- A CPMI do INSS pediu ao novo relator do inquérito do Master, ministro André Mendonça, a devolução de documentos sigilosos sobre o Banco Master e seu dono, Daniel Vorcaro.
- A comissão já tinha quebrado sigilos do Master e de Vorcaro, mas Dias Toffoli determinou que os papéis fossem para a guarda do presidente do Congresso, Davi Alcolumbre.
- Toffoli havia informado à CPMI que só poderia devolver os sigilos ao final das investigações da Polícia Federal, o que desagradou a comissão.
- A expectativa agora é de que Mendonça possa decidir de forma diferente, já que a relação entre ele e a CPMI é considerada técnica.
- O senador Carlos Viana afirmou acreditar que Mendonça pode atender ao pedido, divergindo da posição tomada por Toffoli.

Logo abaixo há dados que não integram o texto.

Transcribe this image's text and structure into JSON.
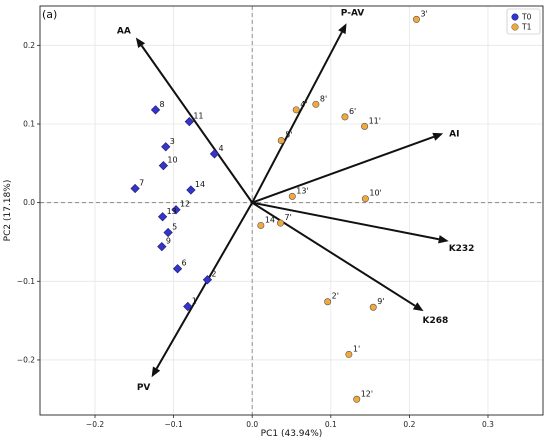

O presidente da CPMI do INSS, senador Carlos Viana, pediu ao novo relator do inquérito do Master, ministro André Mendonça, a devolução de documentos sigilosos envolvendo o Banco Master e seu dono, Daniel Vorcaro. A intenção é devolver os dados à comissão.
A CPMI já havia autorizado a quebra de sigilos do Master e de Vorcaro, mas, ao receber a documentação, o relator Dias Toffoli determinou que os itens fossem transferidos para a guarda do presidente do Congresso, Davi Alcolumbre.
Antes, Viana já havia solicitado a devolução dos sigilos a Toffoli, que afirmou só poder agir ao fim das investigações da Polícia Federal, o que desagradou a comissão.
Agora, a expectativa é de que Mendonça tenha posição diferente. O senador afirmou que a relação com o ministro é técnica e que há esperança de decisão favorável, considerando a decisão de Toffoli sem precedentes.